Re: [PATCH v2] index-pack: remove fetch_if_missing=0

Kousik Sanagavarapu <five231003@xxxxxxxxx> · Sun, 12 Mar 2023 22:46:13 +0530

On Sat, 11 Mar 2023 at 03:11, Junio C Hamano <gitster@xxxxxxxxx> wrote:
>
> I admit I haven't thought about it any longer than anybody who
> touched this topic, but should "fetch_if_missing=0" really be
> treated as "it was a dirty hack in the past, now we do not need it,
> as all callers into the object layer avoids lazy fetching when they
> do not have to, so let's remove it"?  It looks to me more and more
> that the old world-view to disable lazy fetching by default and have
> individual calls to the object layer opt into fetching as needed may
> give us a better resulting code, or is it just me?

I think having a single function to check for object existence, which is
compatible with partial clones is better, because the end goal is to
completely integrate the concept of partial clones with git's codebase
and not have code that worries "Oh, there maybe bugs here because
what if the user has a partial clone", everytime the code does an object
existence check (that is, a call to has_object_file() or any of its
related functions) and just have fetch_if_missing set to 1 or 0, according
to the particular command.

It is also true that has_object() is not that "single function", because
in cases where we are missing an object in partial clone and want it,
has_object() has no way of fetching it. With or without flags (it only
supports one flag which, when set, rechecks packed storage), it does not
lazy-fetch in a partial clone. But there are cases where we need such
objects, such as the commands that come into "family (b)" [1].

So, why not use oid_object_info_extended() directly, instead of wrapping
it with some other function, whenever we are checking for an object's
existence.
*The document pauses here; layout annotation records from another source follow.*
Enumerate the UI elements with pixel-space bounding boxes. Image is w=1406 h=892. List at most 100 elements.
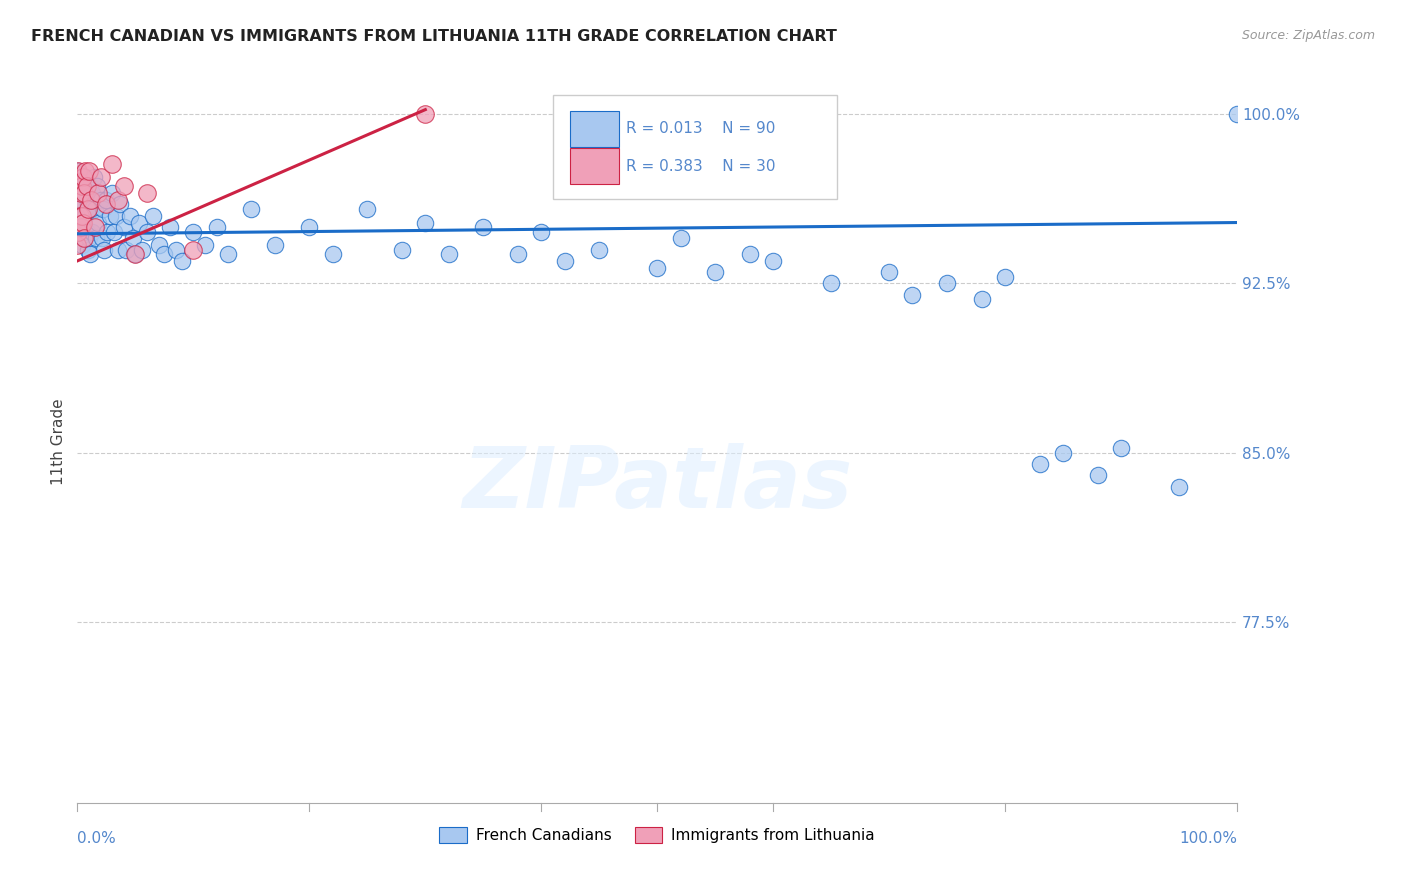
- Point: [75, 170, 97, 185]
- Point: [1111, 442, 1133, 456]
- Point: [69, 215, 91, 229]
- Point: [90, 170, 111, 185]
- Point: [183, 243, 205, 257]
- Text: Source: ZipAtlas.com: Source: ZipAtlas.com: [1241, 29, 1375, 42]
- Point: [72, 215, 94, 229]
- Point: [472, 220, 495, 235]
- FancyBboxPatch shape: [553, 95, 837, 200]
- Point: [122, 231, 145, 245]
- Point: [391, 243, 413, 257]
- Point: [80, 193, 103, 207]
- Point: [112, 179, 135, 194]
- Point: [148, 238, 170, 252]
- Point: [142, 209, 165, 223]
- Point: [994, 269, 1017, 284]
- Point: [69, 220, 91, 235]
- Point: [217, 247, 239, 261]
- Point: [82, 225, 104, 239]
- Point: [159, 220, 181, 235]
- Point: [72, 209, 94, 223]
- Text: 100.0%: 100.0%: [1180, 830, 1237, 846]
- Point: [86, 179, 108, 194]
- Point: [588, 243, 610, 257]
- Point: [124, 247, 146, 261]
- Point: [413, 215, 436, 229]
- Point: [84, 231, 107, 245]
- Point: [170, 253, 193, 268]
- Point: [740, 247, 762, 261]
- Point: [131, 243, 153, 257]
- Point: [90, 193, 111, 207]
- Y-axis label: 11th Grade: 11th Grade: [51, 398, 66, 485]
- Point: [76, 197, 98, 211]
- Point: [901, 287, 924, 301]
- Legend: French Canadians, Immigrants from Lithuania: French Canadians, Immigrants from Lithua…: [433, 822, 882, 849]
- Point: [96, 197, 118, 211]
- Point: [110, 197, 132, 211]
- Point: [115, 243, 138, 257]
- Point: [135, 225, 157, 239]
- Point: [69, 186, 91, 201]
- Point: [647, 260, 669, 275]
- Point: [75, 209, 97, 223]
- Point: [437, 247, 460, 261]
- Point: [263, 238, 285, 252]
- Point: [506, 247, 529, 261]
- Point: [104, 209, 127, 223]
- Point: [82, 186, 104, 201]
- Text: R = 0.013    N = 90: R = 0.013 N = 90: [626, 121, 775, 136]
- Point: [87, 215, 110, 229]
- Point: [70, 238, 93, 252]
- Point: [83, 202, 105, 216]
- Point: [413, 107, 436, 121]
- Point: [762, 253, 785, 268]
- Point: [70, 209, 93, 223]
- Point: [165, 243, 187, 257]
- Point: [77, 202, 100, 216]
- Point: [69, 179, 91, 194]
- Point: [77, 231, 100, 245]
- Point: [83, 220, 105, 235]
- Point: [79, 247, 101, 261]
- Point: [73, 186, 96, 201]
- Point: [80, 202, 103, 216]
- Point: [67, 163, 90, 178]
- Point: [298, 220, 321, 235]
- Point: [73, 231, 96, 245]
- Point: [90, 231, 112, 245]
- Point: [101, 157, 124, 171]
- Point: [91, 202, 114, 216]
- Point: [124, 247, 146, 261]
- Point: [87, 186, 110, 201]
- Point: [76, 243, 98, 257]
- Point: [554, 253, 576, 268]
- Point: [118, 209, 141, 223]
- FancyBboxPatch shape: [571, 148, 619, 185]
- Point: [69, 209, 91, 223]
- Point: [70, 179, 93, 194]
- Point: [76, 186, 98, 201]
- Point: [936, 277, 959, 291]
- Point: [1168, 480, 1191, 494]
- Point: [76, 225, 98, 239]
- Point: [96, 225, 118, 239]
- Point: [107, 193, 129, 207]
- FancyBboxPatch shape: [571, 111, 619, 147]
- Point: [77, 163, 100, 178]
- Point: [73, 197, 96, 211]
- Point: [669, 231, 692, 245]
- Point: [135, 186, 157, 201]
- Point: [76, 202, 98, 216]
- Point: [69, 186, 91, 201]
- Point: [183, 225, 205, 239]
- Point: [321, 247, 344, 261]
- Point: [70, 170, 93, 185]
- Text: ZIPatlas: ZIPatlas: [463, 443, 852, 526]
- Point: [128, 215, 150, 229]
- Point: [98, 209, 121, 223]
- Point: [1087, 468, 1109, 483]
- Point: [72, 170, 94, 185]
- Point: [69, 175, 91, 189]
- Point: [69, 225, 91, 239]
- Text: 0.0%: 0.0%: [77, 830, 117, 846]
We can skip lazy-fetches whenever we want with
OBJECT_INFO_SKIP_FETCH_OBJECT and can also prefetch with
OBJECT_INFO_FOR_PREFETCH [2].

[1] https://lore.kernel.org/git/20230311025906.4170554-1-jonathantanmy@xxxxxxxxxx/

[2] pack-index itself is one example of where this is done.
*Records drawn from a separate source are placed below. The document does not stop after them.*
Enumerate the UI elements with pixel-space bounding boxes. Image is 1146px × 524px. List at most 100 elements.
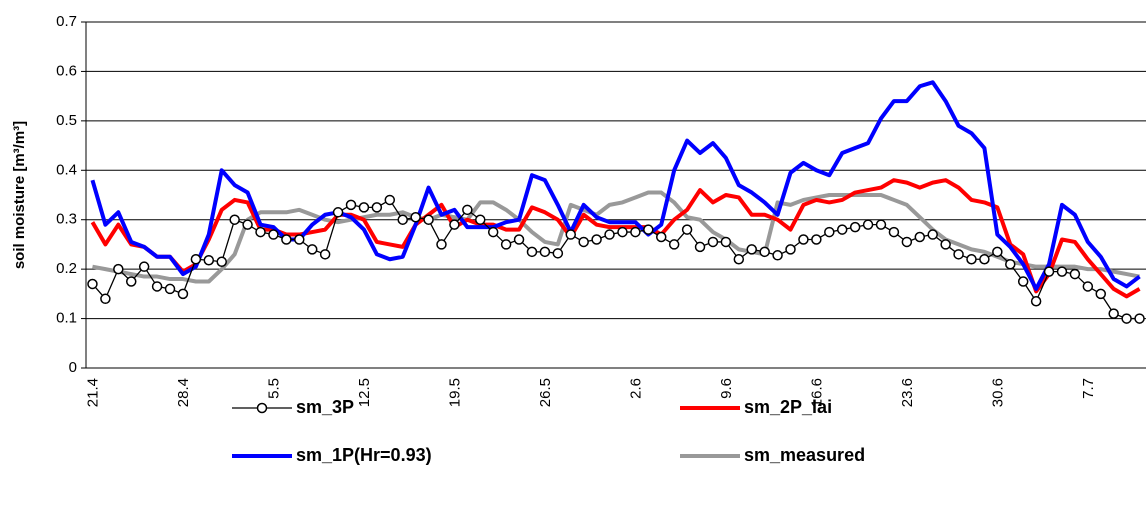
data-point [591, 234, 602, 245]
data-point [384, 194, 396, 206]
data-point [1082, 281, 1094, 292]
data-point [410, 211, 421, 223]
data-point [888, 226, 900, 238]
legend-label: sm_3P [296, 397, 354, 417]
y-tick-label: 0.5 [56, 112, 77, 129]
data-point [849, 221, 861, 233]
data-point [681, 224, 693, 235]
data-point [811, 234, 822, 245]
y-tick-label: 0.6 [56, 62, 77, 79]
data-point [436, 239, 447, 250]
data-point [294, 234, 305, 245]
data-point [306, 244, 318, 255]
data-point [992, 246, 1003, 258]
x-tick-label: 30.6 [989, 378, 1006, 407]
data-point [319, 249, 331, 260]
data-point [785, 244, 796, 255]
legend-label: sm_measured [744, 445, 865, 465]
legend-label: sm_1P(Hr=0.93) [296, 445, 432, 465]
data-point [397, 214, 408, 225]
data-point [281, 234, 292, 245]
data-point [1017, 276, 1029, 287]
data-point [617, 226, 628, 238]
data-point [604, 229, 615, 240]
data-point [552, 248, 564, 259]
data-point [229, 214, 240, 225]
x-tick-label: 9.6 [718, 378, 735, 399]
data-point [694, 241, 706, 253]
series-line [92, 190, 1140, 284]
y-tick-label: 0.7 [56, 13, 77, 30]
data-point [462, 204, 473, 216]
data-point [164, 283, 176, 295]
data-point [643, 224, 654, 235]
y-tick-label: 0.1 [56, 310, 77, 327]
x-tick-label: 7.7 [1080, 378, 1097, 399]
x-tick-label: 2.6 [627, 378, 644, 399]
data-point [539, 246, 551, 258]
data-point [125, 276, 137, 287]
legend: sm_3P sm_2P_lai sm_1P(Hr=0.93) sm_measured [232, 397, 865, 465]
data-point [655, 231, 667, 243]
data-point [177, 288, 189, 300]
data-point [772, 250, 783, 261]
data-point [500, 239, 512, 250]
x-tick-label: 5.5 [265, 378, 282, 399]
data-point [875, 219, 887, 230]
data-point [862, 219, 874, 230]
legend-label: sm_2P_lai [744, 397, 832, 417]
y-tick-label: 0.4 [56, 161, 77, 178]
y-tick-label: 0 [69, 359, 77, 376]
data-point [940, 239, 951, 250]
data-point [565, 229, 577, 240]
x-tick-label: 19.5 [446, 378, 463, 407]
data-point [526, 246, 538, 258]
data-point [513, 234, 525, 245]
data-point [824, 226, 835, 238]
data-point [707, 236, 719, 248]
data-point [746, 244, 757, 255]
data-point [979, 254, 990, 265]
data-point [138, 261, 150, 272]
data-point [1043, 266, 1055, 277]
data-point [87, 278, 98, 290]
data-point [487, 226, 499, 238]
data-point [1121, 313, 1132, 324]
data-point [1134, 313, 1145, 324]
x-tick-label: 28.4 [175, 378, 192, 407]
data-point [1095, 288, 1107, 300]
data-point [733, 254, 745, 265]
x-tick-label: 16.6 [808, 378, 825, 407]
data-point [668, 239, 680, 250]
data-point [914, 231, 926, 243]
data-point [190, 254, 202, 265]
legend-marker [256, 402, 268, 414]
series-line [91, 199, 1140, 320]
series-line [90, 178, 1141, 299]
data-point [1030, 296, 1042, 307]
data-point [836, 224, 848, 235]
data-point [332, 207, 344, 218]
series-line [90, 80, 1141, 291]
data-point [630, 226, 641, 238]
data-point [1069, 268, 1081, 280]
data-point [100, 293, 111, 305]
x-tick-label: 21.4 [84, 378, 101, 407]
data-point [423, 214, 434, 225]
data-point [798, 234, 809, 245]
data-point [759, 246, 770, 258]
data-point [901, 236, 913, 248]
y-tick-label: 0.2 [56, 260, 77, 277]
x-tick-label: 12.5 [356, 378, 373, 407]
data-point [371, 202, 383, 213]
data-point [1056, 266, 1068, 277]
data-point [1108, 308, 1119, 319]
y-tick-label: 0.3 [56, 211, 77, 228]
data-point [203, 254, 215, 266]
data-point [449, 219, 460, 230]
data-point [242, 219, 253, 230]
data-point [475, 214, 486, 225]
data-point [1005, 258, 1016, 270]
data-point [966, 254, 977, 265]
    When we don't have REF_DELTA bases, we bulk prefetch them

	    if (has_promisor_remote()) {
                     /*
                      * Prefetch the delta bases.
                      */
                     struct oid_array to_fetch = OID_ARRAY_INIT;
		     for (i = 0; i < nr_ref_deltas; i++) {
                             struct ref_delta_entry *d = sorted_by_pos[i];
                             if (!oid_object_info_extended(the_repository, &d->oid,
                                                           NULL,
                                                           OBJECT_INFO_FOR_PREFETCH))
                                     continue;
                             oid_array_append(&to_fetch, &d->oid);
                     }
                     promisor_remote_get_direct(the_repository,
                                                to_fetch.oid, to_fetch.nr);
                     oid_array_clear(&to_fetch);
             }

    Instead of going object-by-object, which is basically like an
    infinite loop in large repos and partial clones are widely used
    in large repos.